Un renouvellement métapoétique du genre
Mais ce que La Quête d’Ewilan perd dans la course effrénée à la modernisation, elle le compense par la permanence de ce qui faisait sa force, et, à l’inverse, est de plus en plus rare : une réelle attention au style. Aussi idiot que ceci puisse paraisse, Bottero écrit bien, et sans ménager son public : la rigueur d’une grammaire classique et la richesse d’un lexique parfois très technique (« vergue », « gaillard » et « mât de misaine » ponctuent les dérades des héros…), en plus de donner au récit précision et couleur, ramènent le regard du lecteur au texte, et, dans une perspective à la fois didactique et éminemment poétique, renouent l’alliance perdue de la forme et du fond.
Car les romans, au lieu de ressasser les éternels topoi du genre, s’efforcent de les réinventer d’une manière parlante mais énigmatique – ce que d’aucuns appelleraient poésie. Si l’Empire de Gwendalavir est le haut-lieu d’expression du surnaturel, jamais Bottero n’emploie-t-il le terme pourtant canonique de magie : il lui préfère le concept du « Dessin », opération mentale par laquelle le « Dessinateur » matérialise le produit de son imagination. Or, le temps de l’imaginer, il lui faut fermer un instant les yeux et se retrancher en lui-même, de sorte que Camille-Ewilan ne constate jamais qu’après-coup toute l’étendue de son pouvoir. Si la distinction peut sembler mineure, elle est au contraire décisive : car ce pouvoir immense n’est plus celui d’une sorcellerie quelconque, que nulle n’aurait jamais comprise et qui n’existerait qu’en rêve, mais bien celui, concret mais mystérieux, de l’imagination humaine. Aussi irréaliste qu’elle soit, La Quête d’Ewilan en revient toujours au commun, à la « vraie vie » de celui qui en tourne les pages – de celui qui, en lisant, crée. C’est dire la richesse métapoétique d’une œuvre constamment réflexive ; c’est résoudre le paradoxe virtuose d’une instinctive complexité.

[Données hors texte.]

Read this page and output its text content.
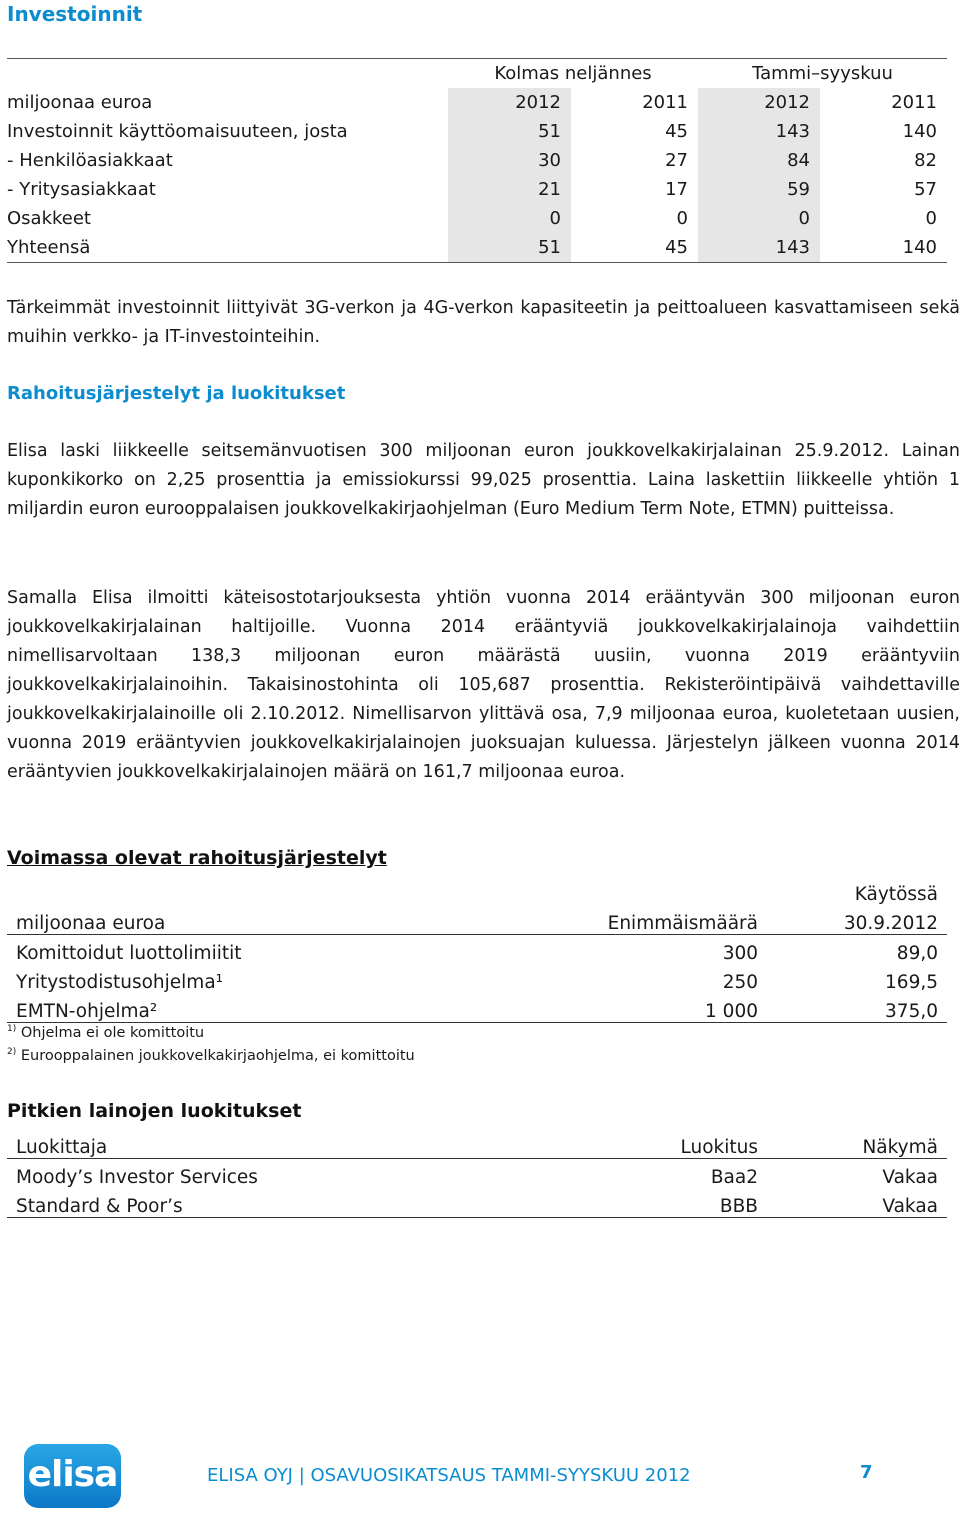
Investoinnit
	Kolmas neljännes		Tammi–syyskuu	
miljoonaa euroa	2012	2011	2012	2011
Investoinnit käyttöomaisuuteen, josta	51	45	143	140
- Henkilöasiakkaat	30	27	84	82
- Yritysasiakkaat	21	17	59	57
Osakkeet	0	0	0	0
Yhteensä	51	45	143	140

Tärkeimmät investoinnit liittyivät 3G-verkon ja 4G-verkon kapasiteetin ja peittoalueen kasvattamiseen sekä muihin verkko- ja IT-investointeihin.

Rahoitusjärjestelyt ja luokitukset

Elisa laski liikkeelle seitsemänvuotisen 300 miljoonan euron joukkovelkakirjalainan 25.9.2012. Lainan kuponkikorko on 2,25 prosenttia ja emissiokurssi 99,025 prosenttia. Laina laskettiin liikkeelle yhtiön 1 miljardin euron eurooppalaisen joukkovelkakirjaohjelman (Euro Medium Term Note, ETMN) puitteissa.

Samalla Elisa ilmoitti käteisostotarjouksesta yhtiön vuonna 2014 erääntyvän 300 miljoonan euron joukkovelkakirjalainan haltijoille. Vuonna 2014 erääntyviä joukkovelkakirjalainoja vaihdettiin nimellisarvoltaan 138,3 miljoonan euron määrästä uusiin, vuonna 2019 erääntyviin joukkovelkakirjalainoihin. Takaisinostohinta oli 105,687 prosenttia. Rekisteröintipäivä vaihdettaville joukkovelkakirjalainoille oli 2.10.2012. Nimellisarvon ylittävä osa, 7,9 miljoonaa euroa, kuoletetaan uusien, vuonna 2019 erääntyvien joukkovelkakirjalainojen juoksuajan kuluessa. Järjestelyn jälkeen vuonna 2014 erääntyvien joukkovelkakirjalainojen määrä on 161,7 miljoonaa euroa.

Voimassa olevat rahoitusjärjestelyt
		Käytössä
miljoonaa euroa	Enimmäismäärä	30.9.2012
Komittoidut luottolimiitit	300	89,0
Yritystodistusohjelma¹	250	169,5
EMTN-ohjelma²	1 000	375,0
$^{1)}$ Ohjelma ei ole komittoitu
$^{2)}$ Eurooppalainen joukkovelkakirjaohjelma, ei komittoitu
Pitkien lainojen luokitukset
Luokittaja	Luokitus	Näkymä
Moody’s Investor Services	Baa2	Vakaa
Standard & Poor’s	BBB	Vakaa
elisa	ELISA OYJ | OSAVUOSIKATSAUS TAMMI-SYYSKUU 2012	7
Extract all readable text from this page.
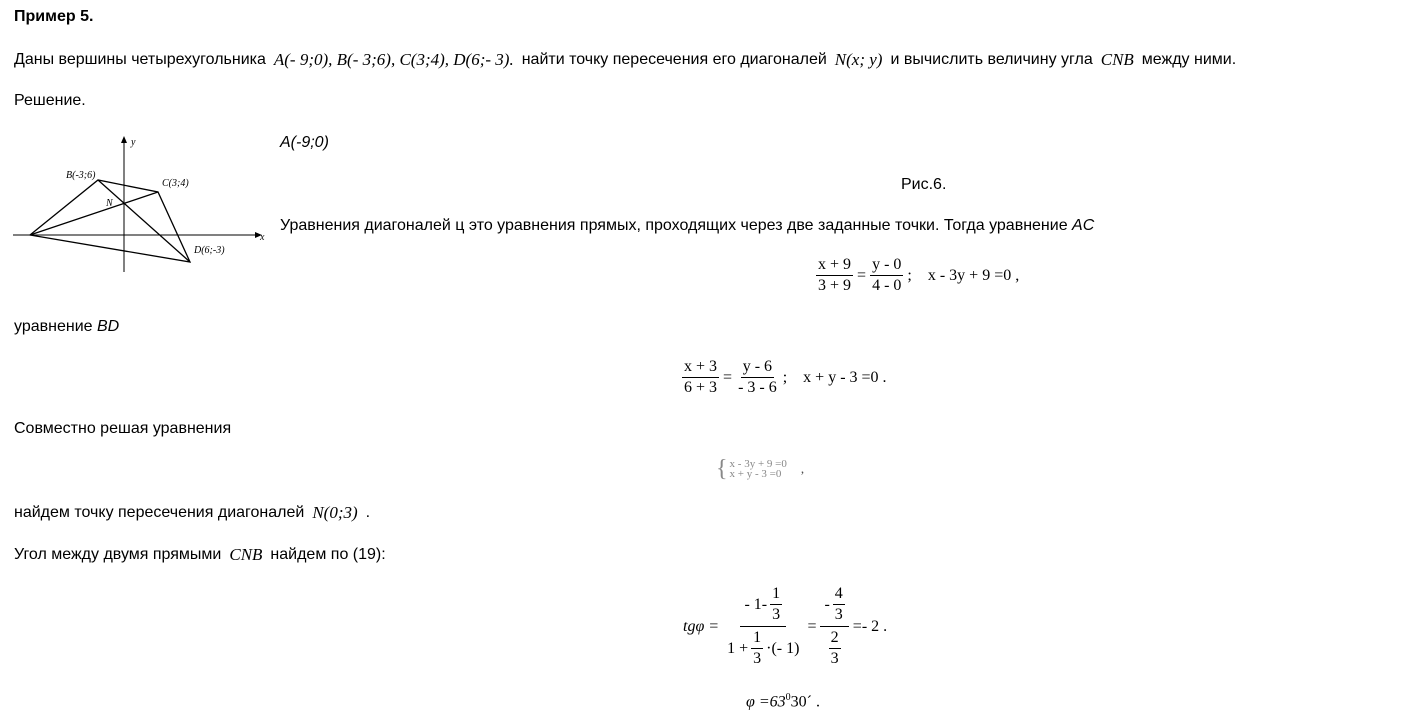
Пример 5.
Даны вершины четырехугольника A(- 9;0), B(- 3;6), C(3;4), D(6;- 3). найти точку пересечения его диагоналей N(x; y) и вычислить величину угла CNB между ними.
Решение.
x
y
B(-3;6)
C(3;4)
D(6;-3)
N
A(-9;0)
Рис.6.
Уравнения диагоналей ц это уравнения прямых, проходящих через две заданные точки. Тогда уравнение AC
$\frac{x + 9}{3 + 9} = \frac{y - 0}{4 - 0}$ ; x - 3y + 9 =0 ,
уравнение BD
$\frac{x + 3}{6 + 3} = \frac{y - 6}{- 3 - 6}$ ; x + y - 3 =0 .
Совместно решая уравнения
{ x - 3y + 9 =0
x + y - 3 =0	,
найдем точку пересечения диагоналей N(0;3) .
Угол между двумя прямыми CNB найдем по (19):
$tg\varphi = \frac{- 1- \frac{1}{3}}{1 + \frac{1}{3} \cdot(- 1)} = \frac{- \frac{4}{3}}{\frac{2}{3}} =- 2$ .
$\varphi =63^030´$ .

Voilà sans doute d’où viennent ce sourire aux lèvres et ces larmes aux yeux : la force de la fantasy d’Ewilan, c’est de substituer à la vie meilleure une vie rendue meilleure, de louer dans son déploiement même la force créatrice de l’esprit et du cœur qui lui donnent le jour. Le sublimé fait toujours signe vers l’objet même de sa sublimation, dont l’authentique simplicité est peut-être au fond plus vibrante que tout ce remue-ménage héroïque. Car comme l’écrit Merwyn lui-même, le plus grand des Dessinateurs, « L’Art du Dessin n’est rien à côté d’une bonne salade de champignons ».
Pierre Bottero (1964-2009) est un écrivain français de littérature jeunesse, et en particulier de fantasy – un genre qu’il a largement contribué à populariser dans notre pays. Il est surtout connu et reconnu pour ses trois trilogies autour du personnage d’Ewilan (La Quête d’Ewilan, Les Mondes d’Ewilan et Le Pacte des Marchombres), qui lui valurent bien des prix littéraires, et se vendirent à plus d’un million d’exemplaires dans les cinq années qui suivirent leur publication.